Examination phrasing — accept and reject correctly: "Reject H₀" is the technically correct phrase when χ² > critical. Many students write "accept H₁" or "the data are significant", which loses the precision mark. "Fail to reject H₀" (when χ² < critical) is preferred to "accept H₀" — see the misconception list above. Use the precise terminology.
Question (6 marks): In a population of 2,000 sweet pea plants surveyed for flower colour (a single locus, two alleles, codominant), 720 are red (CC), 960 are pink (Cc), and 320 are white (cc). Use the chi-squared test to determine whether this population is in Hardy-Weinberg equilibrium. (AO1: 1 mark — formulae; AO2: 3 marks — calculation; AO3: 2 marks — interpretation including statement on equilibrium.)
Grade C response (~140 words):
Count alleles: C = 2(720) + 960 = 2400; c = 2(320) + 960 = 1600. Total = 4000. p(C) = 0.6, q(c) = 0.4. Expected counts: p² × 2000 = 720 CC; 2pq × 2000 = 960 Cc; q² × 2000 = 320 cc.
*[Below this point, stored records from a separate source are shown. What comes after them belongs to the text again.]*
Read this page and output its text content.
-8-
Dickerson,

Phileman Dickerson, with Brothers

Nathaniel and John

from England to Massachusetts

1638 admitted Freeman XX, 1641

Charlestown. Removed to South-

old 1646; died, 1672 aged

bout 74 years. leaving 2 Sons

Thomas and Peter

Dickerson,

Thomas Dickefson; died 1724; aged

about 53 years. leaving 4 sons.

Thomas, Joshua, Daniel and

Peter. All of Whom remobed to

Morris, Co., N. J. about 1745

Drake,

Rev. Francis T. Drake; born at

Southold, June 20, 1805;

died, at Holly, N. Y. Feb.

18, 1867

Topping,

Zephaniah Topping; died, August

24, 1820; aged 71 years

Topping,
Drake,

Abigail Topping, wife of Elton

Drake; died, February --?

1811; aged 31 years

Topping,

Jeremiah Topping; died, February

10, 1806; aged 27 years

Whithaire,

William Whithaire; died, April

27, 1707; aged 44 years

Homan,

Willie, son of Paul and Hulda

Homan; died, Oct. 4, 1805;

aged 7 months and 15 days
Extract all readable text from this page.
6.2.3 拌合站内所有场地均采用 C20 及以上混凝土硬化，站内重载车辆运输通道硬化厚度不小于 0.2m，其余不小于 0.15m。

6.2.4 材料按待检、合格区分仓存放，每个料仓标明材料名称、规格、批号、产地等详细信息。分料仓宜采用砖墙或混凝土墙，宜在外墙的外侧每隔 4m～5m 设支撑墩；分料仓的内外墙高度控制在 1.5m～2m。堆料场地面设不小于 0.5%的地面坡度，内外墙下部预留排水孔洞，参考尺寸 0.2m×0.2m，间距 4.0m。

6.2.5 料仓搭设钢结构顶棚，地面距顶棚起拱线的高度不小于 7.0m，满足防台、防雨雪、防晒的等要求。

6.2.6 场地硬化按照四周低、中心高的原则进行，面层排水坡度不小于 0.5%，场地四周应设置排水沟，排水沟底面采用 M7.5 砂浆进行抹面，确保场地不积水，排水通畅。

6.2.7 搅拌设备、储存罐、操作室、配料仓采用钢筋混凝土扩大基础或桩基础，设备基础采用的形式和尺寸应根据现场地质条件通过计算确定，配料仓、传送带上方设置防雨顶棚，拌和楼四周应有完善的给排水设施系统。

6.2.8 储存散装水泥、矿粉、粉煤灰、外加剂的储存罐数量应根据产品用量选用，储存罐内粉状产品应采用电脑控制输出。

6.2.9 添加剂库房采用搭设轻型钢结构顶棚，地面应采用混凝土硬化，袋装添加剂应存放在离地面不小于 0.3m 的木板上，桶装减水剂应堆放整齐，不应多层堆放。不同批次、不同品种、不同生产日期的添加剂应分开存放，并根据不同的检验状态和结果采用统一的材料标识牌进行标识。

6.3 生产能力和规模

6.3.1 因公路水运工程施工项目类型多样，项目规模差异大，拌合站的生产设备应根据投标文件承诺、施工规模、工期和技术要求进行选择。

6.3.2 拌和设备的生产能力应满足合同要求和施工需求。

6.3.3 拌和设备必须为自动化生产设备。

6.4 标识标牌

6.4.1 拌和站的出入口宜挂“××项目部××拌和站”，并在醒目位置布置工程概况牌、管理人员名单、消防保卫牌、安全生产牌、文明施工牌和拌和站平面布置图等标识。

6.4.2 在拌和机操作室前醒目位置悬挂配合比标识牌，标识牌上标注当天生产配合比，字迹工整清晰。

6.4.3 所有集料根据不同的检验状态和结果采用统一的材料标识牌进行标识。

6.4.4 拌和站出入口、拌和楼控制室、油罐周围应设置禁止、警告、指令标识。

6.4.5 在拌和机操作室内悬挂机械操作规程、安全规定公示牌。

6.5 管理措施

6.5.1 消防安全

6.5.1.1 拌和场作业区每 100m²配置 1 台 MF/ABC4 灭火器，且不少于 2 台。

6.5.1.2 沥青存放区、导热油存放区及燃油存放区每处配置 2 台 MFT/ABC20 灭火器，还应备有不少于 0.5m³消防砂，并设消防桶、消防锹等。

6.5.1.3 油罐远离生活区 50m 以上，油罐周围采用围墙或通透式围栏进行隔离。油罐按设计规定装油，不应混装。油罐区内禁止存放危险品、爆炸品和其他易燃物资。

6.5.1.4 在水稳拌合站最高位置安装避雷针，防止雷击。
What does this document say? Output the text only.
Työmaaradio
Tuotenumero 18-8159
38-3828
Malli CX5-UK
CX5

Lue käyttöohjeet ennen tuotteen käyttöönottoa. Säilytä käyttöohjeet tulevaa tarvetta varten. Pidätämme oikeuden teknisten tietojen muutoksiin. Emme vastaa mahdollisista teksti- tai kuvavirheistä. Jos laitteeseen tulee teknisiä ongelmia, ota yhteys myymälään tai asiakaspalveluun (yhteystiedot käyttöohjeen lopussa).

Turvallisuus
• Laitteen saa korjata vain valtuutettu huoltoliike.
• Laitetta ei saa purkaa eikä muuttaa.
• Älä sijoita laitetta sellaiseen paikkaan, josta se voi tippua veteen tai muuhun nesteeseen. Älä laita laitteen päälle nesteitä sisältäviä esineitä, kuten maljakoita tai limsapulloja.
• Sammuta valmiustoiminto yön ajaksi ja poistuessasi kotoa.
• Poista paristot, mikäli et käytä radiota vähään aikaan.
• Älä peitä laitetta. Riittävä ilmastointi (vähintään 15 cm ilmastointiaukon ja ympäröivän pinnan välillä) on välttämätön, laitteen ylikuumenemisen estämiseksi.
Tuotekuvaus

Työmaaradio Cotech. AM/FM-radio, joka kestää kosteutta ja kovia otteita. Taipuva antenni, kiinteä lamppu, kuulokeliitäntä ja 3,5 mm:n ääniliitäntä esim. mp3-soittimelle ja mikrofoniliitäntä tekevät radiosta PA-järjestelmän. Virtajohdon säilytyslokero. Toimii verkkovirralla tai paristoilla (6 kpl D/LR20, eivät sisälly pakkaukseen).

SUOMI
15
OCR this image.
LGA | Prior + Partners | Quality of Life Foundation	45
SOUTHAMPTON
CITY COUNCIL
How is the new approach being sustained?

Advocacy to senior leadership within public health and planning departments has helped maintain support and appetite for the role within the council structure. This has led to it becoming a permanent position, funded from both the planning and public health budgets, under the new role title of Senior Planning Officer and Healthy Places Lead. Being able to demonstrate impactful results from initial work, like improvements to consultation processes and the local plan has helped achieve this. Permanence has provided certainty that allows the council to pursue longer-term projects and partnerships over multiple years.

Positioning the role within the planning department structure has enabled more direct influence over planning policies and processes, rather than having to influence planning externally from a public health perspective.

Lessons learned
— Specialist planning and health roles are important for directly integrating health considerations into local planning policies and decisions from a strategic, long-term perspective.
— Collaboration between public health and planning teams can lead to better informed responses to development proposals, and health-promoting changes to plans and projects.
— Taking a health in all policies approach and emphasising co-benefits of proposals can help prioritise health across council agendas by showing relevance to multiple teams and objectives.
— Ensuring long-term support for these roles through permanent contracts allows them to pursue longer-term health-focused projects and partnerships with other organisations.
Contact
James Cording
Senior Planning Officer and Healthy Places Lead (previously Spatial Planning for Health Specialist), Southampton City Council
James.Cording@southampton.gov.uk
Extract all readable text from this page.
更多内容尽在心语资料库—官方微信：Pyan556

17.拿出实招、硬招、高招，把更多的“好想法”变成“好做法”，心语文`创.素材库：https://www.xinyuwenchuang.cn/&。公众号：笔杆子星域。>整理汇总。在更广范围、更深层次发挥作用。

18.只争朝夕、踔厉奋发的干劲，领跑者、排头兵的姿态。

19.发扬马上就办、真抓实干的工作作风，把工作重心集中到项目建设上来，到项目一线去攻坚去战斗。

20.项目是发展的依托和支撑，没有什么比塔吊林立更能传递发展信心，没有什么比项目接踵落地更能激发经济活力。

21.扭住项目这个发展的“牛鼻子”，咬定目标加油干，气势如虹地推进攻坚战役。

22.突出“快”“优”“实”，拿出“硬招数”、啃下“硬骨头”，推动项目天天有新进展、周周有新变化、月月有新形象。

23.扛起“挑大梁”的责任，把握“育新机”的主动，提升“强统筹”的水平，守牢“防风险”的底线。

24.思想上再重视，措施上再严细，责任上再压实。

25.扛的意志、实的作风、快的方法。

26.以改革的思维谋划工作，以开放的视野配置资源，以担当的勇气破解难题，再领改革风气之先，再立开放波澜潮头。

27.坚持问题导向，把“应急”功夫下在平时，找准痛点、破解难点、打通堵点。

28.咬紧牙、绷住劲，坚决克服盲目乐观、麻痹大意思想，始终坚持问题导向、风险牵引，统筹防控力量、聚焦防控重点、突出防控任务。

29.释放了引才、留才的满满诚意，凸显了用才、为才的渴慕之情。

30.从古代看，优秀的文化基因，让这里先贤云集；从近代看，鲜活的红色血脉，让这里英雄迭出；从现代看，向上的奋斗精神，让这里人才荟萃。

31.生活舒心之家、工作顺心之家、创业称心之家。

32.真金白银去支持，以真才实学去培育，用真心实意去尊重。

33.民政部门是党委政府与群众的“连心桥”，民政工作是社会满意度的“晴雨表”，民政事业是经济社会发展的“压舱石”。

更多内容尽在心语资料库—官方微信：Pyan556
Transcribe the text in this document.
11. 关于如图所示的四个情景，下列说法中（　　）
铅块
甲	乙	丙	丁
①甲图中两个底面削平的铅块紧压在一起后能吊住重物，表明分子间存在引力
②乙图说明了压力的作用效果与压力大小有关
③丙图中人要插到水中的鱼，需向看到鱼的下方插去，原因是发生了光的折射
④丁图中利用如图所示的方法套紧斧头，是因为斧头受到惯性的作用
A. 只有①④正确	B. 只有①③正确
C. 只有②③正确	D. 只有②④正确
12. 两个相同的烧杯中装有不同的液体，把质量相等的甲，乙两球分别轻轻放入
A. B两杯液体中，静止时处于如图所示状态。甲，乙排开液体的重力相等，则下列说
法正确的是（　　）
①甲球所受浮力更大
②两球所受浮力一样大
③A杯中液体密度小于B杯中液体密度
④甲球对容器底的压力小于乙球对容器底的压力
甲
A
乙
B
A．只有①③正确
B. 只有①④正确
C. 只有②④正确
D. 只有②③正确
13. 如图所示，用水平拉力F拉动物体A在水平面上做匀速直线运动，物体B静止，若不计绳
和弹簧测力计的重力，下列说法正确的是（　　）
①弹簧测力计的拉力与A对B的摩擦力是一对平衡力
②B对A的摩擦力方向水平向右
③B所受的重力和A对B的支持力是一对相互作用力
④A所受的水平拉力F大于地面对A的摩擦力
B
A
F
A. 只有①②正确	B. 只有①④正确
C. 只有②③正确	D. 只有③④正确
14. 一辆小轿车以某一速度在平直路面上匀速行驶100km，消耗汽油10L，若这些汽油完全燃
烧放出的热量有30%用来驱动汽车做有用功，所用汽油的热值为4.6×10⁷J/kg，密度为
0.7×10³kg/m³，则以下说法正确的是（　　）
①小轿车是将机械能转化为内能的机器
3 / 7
Observed and expected match exactly. χ² = 0. The population is in Hardy-Weinberg equilibrium.
Examiner commentary: Reaches the correct conclusion with clean arithmetic. Earns AO1 (M1), AO2 (M1, M1, M1) and one AO3 mark for stating equilibrium (M1). Loses the second AO3 mark for not commenting on df, not stating H₀ explicitly, and not flagging that "χ² = 0 exactly" is unusual and warrants a comment on whether the result is statistically suspicious — even Hardy-Weinberg-conforming populations show some sampling variation.
Grade A response (~260 words):*
H₀: This population is in Hardy-Weinberg equilibrium for the flower-colour locus — observed genotype frequencies do not differ significantly from those predicted by p² + 2pq + q² = 1.
Allele count: 2(720) + 960 = 2400 C; 2(320) + 960 = 1600 c. Total = 4000. p = 0.6; q = 0.4.
Expected counts under Hardy-Weinberg: CC = 0.36 × 2000 = 720; Cc = 0.48 × 2000 = 960; cc = 0.16 × 2000 = 320.
Class O E (O − E)² / E CC 720 720 0 Cc 960 960 0 cc 320 320 0 Total χ² = 0.000 df = 3 − 1 − 1 = 1 (subtracting an additional df because p was estimated from the data — the Hardy-Weinberg-specific df rule). Critical value at p = 0.05: 3.841. χ² = 0 is far below the critical value, so we fail to reject H₀: the data are consistent with Hardy-Weinberg equilibrium.
Note that χ² = 0 is an exact match, which is unusual for biological data. Either the population is genuinely in undisturbed equilibrium (no measurable selection, drift, gene flow, mutation or non-random mating at this locus), or the dataset has been constructed/idealised for teaching purposes. A real-world replication would expect small non-zero χ² values due to sampling variation, even in a truly equilibrium population.
Examiner commentary: Earns all six marks. H₀ stated explicitly (M1), allele counting shown (M1), expected counts derived (M1), df explained with the Hardy-Weinberg subtraction (M1), conclusion stated (M1), and the A*-band move of flagging "χ² = 0 exactly" as suspiciously clean (M1) — a Fisher-style observation about excessive goodness of fit.
Spec alignment: AQA 7402 Section 3.7.2 (genetic diversity and adaptation), with cross-reference to Section 3.7.4 ecosystems and Required Practical 11. Refer to the official AQA specification document for exact wording.